Die erstattungsfähigen Kosten der Klägerin beliefen sich somit auf 1.692,54 € (1,3 Verfahrensgebühr in Höhe von 985,40 € abzüglich der hälftigen Geschäftsgebühr in Höhe von 492,70 € = 492,70 € zuzüglich 1,2 Terminsgebühr in Höhe von 909,60 €, Auslagenpauschale von 20 € und 19 % MWSt), wovon der aus der Landeskasse erstattete Betrag von 803,13 € abzusetzen sei, so dass der festgesetzte Betrag von 889,41 € verbleibe.

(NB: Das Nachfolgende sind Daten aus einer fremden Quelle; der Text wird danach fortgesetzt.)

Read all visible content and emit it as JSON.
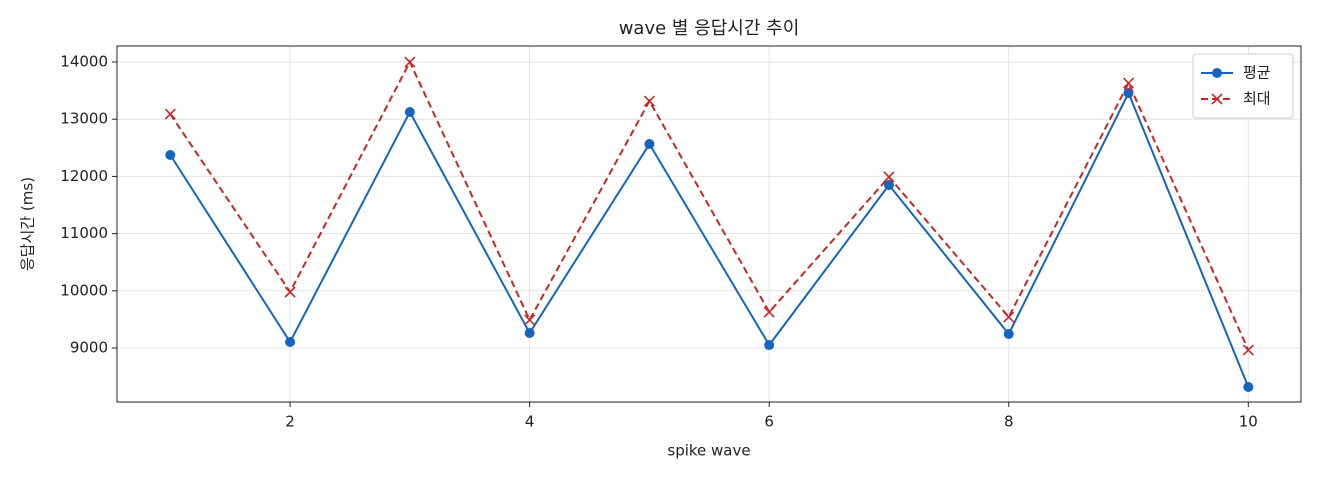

Gegen diesen am 3. Februar 2010 zugestellten Beschluss richtet sich die am 12. Februar 2010 eingegangene sofortige Beschwerde des Beteiligten, der als beigeordneter Rechtsanwalt geltend macht, dass die Anrechnung der Geschäftsgebühr zu Unrecht erfolgt sei. Zwischenzeitlich habe nämlich auch der XII. Zivilsenat des Bundesgerichtshofs eine Anwendung des § 15 a RVG auf sogenannte Altfälle befürwortet.
II.
Die gemäß §§ 104 Abs. 3 Satz 1, 126, 567 Abs. 1 Nr. 1 und Abs. 2, 568, 569 ZPO zulässige sofortige Beschwerde des beigeordneten Rechtsanwalts hat in der Sache Erfolg.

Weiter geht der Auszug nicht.